The Prempro arm of the study was halted in 2002 after researchers decided the risks of continuing were too great. Two years later, a trial of estrogen-only Premarin involving women who had hysterectomies was halted for the same reason.

For every 10,000 women taking Prempro, there were eight more cases of breast cancer, eight more women had strokes, seven more had a heart attack and 18 more had blood clots, compared with women taking a placebo, researchers found.
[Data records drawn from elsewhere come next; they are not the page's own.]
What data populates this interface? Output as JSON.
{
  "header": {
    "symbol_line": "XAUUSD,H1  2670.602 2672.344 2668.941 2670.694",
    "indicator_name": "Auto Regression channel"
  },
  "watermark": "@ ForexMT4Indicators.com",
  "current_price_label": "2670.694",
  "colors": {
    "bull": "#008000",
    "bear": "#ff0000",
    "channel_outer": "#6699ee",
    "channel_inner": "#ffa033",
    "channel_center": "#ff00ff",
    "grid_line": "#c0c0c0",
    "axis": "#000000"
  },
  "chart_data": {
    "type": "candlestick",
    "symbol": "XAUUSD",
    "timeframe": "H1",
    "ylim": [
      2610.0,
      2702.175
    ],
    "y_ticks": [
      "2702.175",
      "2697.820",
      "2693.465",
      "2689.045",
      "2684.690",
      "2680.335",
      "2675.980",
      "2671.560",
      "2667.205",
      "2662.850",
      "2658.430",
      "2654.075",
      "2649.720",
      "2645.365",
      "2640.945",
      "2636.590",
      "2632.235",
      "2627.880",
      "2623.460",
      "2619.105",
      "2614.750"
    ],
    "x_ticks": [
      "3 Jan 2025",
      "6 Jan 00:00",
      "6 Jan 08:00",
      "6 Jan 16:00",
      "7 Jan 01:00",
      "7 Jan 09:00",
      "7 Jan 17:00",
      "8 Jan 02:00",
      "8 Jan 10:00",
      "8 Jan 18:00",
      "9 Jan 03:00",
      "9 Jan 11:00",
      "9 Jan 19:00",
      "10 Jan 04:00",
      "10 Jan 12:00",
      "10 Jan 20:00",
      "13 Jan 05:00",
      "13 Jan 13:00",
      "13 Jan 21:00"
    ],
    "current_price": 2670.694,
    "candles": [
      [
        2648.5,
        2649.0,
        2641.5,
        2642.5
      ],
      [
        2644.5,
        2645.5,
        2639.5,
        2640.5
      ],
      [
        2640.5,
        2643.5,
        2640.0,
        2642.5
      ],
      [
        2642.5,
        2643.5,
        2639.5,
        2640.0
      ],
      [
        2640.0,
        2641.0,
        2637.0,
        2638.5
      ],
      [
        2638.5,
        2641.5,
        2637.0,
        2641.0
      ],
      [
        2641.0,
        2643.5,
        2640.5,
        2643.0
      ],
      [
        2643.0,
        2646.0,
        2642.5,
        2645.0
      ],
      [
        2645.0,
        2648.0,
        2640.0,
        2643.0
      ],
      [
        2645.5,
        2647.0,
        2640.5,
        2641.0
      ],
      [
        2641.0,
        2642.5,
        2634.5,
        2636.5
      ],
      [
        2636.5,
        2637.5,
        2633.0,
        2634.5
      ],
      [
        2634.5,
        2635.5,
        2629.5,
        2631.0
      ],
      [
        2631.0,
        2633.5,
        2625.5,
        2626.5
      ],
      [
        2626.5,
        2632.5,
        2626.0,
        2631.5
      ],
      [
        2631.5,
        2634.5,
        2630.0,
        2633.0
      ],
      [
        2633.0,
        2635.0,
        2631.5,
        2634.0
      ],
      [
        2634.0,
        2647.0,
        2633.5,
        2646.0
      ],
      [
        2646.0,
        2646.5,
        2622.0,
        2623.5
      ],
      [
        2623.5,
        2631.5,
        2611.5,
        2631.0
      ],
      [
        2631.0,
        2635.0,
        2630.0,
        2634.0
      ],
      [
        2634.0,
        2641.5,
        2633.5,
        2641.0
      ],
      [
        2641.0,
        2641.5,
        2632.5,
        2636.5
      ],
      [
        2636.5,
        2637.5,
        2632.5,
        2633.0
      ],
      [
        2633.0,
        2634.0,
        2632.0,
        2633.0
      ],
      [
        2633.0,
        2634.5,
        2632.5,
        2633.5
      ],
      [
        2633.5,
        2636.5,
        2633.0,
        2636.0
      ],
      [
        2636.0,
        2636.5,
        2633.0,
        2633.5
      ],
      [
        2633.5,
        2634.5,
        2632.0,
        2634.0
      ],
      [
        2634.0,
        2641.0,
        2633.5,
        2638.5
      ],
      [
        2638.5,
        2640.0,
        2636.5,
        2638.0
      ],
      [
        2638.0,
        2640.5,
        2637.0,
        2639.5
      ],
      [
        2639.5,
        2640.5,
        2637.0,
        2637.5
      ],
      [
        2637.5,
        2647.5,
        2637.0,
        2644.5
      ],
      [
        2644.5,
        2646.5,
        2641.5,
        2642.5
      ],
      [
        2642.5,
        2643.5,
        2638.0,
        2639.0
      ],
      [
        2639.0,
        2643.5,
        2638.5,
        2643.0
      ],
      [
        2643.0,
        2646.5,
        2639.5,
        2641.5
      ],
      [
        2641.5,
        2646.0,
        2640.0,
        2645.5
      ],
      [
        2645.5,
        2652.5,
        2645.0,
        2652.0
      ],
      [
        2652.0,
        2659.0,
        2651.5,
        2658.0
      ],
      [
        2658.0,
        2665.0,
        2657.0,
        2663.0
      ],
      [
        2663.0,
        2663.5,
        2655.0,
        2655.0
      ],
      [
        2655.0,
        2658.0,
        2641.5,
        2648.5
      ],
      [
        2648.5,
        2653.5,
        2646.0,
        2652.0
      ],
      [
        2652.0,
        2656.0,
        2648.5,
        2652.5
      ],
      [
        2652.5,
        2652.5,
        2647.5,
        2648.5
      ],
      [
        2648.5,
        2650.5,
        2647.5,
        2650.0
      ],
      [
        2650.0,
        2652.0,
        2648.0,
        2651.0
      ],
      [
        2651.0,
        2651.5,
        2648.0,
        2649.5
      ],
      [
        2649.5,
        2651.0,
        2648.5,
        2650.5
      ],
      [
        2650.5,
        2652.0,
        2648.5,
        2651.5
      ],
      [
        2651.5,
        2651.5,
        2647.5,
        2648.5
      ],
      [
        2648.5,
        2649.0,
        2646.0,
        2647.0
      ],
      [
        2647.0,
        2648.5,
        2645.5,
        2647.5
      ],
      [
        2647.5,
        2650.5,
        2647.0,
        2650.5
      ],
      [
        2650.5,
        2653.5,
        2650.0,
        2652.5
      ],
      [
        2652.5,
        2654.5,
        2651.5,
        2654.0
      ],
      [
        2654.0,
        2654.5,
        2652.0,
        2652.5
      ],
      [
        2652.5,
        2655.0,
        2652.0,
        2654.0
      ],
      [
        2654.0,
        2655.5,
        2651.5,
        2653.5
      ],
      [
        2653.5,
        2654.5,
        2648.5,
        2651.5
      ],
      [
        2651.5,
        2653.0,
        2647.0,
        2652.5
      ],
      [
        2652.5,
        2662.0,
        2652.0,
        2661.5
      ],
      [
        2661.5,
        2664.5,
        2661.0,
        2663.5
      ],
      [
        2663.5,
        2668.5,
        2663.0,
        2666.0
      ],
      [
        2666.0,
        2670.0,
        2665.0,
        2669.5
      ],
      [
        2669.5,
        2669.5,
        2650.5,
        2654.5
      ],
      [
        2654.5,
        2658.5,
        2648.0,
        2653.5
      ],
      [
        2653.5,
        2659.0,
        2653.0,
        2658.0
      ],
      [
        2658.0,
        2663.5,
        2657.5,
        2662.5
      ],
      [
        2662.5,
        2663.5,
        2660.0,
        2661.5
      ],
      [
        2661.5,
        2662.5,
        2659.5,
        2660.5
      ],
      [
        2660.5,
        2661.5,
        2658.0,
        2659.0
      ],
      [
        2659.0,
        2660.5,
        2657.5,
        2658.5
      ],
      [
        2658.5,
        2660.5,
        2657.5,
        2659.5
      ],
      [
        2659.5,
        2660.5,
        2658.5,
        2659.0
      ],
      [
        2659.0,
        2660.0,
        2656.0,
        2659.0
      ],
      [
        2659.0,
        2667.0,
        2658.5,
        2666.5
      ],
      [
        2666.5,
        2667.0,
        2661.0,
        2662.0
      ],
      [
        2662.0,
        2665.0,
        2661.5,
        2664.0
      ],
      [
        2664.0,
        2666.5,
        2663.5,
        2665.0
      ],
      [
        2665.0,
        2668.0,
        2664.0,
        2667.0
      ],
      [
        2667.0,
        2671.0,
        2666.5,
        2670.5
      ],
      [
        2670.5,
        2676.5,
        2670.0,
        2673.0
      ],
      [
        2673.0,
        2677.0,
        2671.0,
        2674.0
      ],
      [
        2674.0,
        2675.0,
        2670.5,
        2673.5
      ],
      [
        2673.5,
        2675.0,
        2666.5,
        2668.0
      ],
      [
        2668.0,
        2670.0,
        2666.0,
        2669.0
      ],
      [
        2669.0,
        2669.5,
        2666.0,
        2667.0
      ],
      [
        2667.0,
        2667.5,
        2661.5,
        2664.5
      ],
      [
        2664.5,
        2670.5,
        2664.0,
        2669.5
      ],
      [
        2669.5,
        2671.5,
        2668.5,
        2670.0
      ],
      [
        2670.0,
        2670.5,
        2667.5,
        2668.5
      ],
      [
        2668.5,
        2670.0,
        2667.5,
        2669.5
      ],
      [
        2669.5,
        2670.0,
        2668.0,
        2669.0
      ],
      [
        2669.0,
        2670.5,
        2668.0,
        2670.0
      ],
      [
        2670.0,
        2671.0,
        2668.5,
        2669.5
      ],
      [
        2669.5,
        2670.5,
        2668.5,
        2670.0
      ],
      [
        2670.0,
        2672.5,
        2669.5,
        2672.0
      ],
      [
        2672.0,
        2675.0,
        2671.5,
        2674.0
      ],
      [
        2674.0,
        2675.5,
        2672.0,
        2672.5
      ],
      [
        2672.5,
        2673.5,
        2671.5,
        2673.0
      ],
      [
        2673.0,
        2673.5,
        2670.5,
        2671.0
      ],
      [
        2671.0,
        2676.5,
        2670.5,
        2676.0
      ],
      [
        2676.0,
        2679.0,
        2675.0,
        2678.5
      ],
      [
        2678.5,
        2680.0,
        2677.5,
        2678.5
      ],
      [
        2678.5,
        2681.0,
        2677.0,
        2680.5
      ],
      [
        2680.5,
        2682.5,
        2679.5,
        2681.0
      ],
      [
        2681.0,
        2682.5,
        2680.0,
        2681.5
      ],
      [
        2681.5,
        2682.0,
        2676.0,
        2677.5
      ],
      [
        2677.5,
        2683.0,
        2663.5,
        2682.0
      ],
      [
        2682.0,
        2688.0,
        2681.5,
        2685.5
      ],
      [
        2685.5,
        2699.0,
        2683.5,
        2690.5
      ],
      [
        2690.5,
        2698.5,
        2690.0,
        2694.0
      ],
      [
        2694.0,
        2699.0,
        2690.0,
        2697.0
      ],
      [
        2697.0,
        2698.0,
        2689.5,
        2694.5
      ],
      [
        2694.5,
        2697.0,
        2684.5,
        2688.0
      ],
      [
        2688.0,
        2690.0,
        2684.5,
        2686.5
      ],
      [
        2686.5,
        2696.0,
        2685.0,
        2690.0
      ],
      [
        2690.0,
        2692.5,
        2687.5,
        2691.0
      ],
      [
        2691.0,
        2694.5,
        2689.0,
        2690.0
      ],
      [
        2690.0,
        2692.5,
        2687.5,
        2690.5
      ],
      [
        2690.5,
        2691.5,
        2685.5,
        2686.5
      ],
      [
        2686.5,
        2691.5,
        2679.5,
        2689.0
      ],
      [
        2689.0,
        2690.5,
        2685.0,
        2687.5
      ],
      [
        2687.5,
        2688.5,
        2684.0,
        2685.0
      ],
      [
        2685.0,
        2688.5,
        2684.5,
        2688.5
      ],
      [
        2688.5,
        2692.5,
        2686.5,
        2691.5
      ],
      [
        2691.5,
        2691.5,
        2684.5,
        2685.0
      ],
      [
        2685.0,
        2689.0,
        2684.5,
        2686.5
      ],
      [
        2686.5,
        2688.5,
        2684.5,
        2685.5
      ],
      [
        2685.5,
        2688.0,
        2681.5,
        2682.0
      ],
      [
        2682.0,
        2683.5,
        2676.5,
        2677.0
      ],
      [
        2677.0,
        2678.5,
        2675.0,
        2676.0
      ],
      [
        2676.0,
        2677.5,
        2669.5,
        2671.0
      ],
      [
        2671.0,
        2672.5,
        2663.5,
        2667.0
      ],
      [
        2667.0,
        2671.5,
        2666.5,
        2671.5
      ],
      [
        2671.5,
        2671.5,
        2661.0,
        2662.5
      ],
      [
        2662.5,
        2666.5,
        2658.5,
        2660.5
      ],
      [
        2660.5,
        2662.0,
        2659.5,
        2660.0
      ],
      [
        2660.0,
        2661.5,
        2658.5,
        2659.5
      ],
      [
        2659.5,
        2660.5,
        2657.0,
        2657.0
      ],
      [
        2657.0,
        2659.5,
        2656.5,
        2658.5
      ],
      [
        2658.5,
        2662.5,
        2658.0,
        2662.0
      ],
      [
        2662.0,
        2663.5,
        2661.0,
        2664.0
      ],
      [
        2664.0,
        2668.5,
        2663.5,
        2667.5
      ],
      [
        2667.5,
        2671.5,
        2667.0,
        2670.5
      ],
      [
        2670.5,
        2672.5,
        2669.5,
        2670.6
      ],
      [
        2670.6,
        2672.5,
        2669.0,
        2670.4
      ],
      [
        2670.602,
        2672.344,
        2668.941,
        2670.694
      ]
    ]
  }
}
The risk of breast cancer rose significantly after the fourth year, while the risk of cardiovascular problems increased immediately in the hormone group.

Earlier this year, an NIH panel reiterated to doctors and patients to use hormones sparingly, even in low-dose forms.

"Little is known about major adverse events that could be associated with three- to five-year exposure to low-dose estrogen and progestins," the panel said.

Yet two doctors from Harvard Medical School suggested in an opinion piece in Newsweek's Jan. 17 issue that age may make the crucial difference, which explains why both the NIH and Nurses Health Study could be correct.

Drs. Anthony L. Komaroff and Francine Grodstein believe that HT might decrease the risk of heart disease in relatively younger women by slowing the development of plaques known to cause heart attacks. At the same time, hormones could increase the risk in relatively older women who have already formed those plaques. The WHI showed that the risk of developing heart disease was clearly higher for women starting hormones many years after menopause than for women who did not take hormones.

"For every question the Women's Health Initiative answered, there are three more that it left or stimulated," says Diaz of Cleveland Clinic Florida. "But this can be good because the more questions we have, the more we'll learn."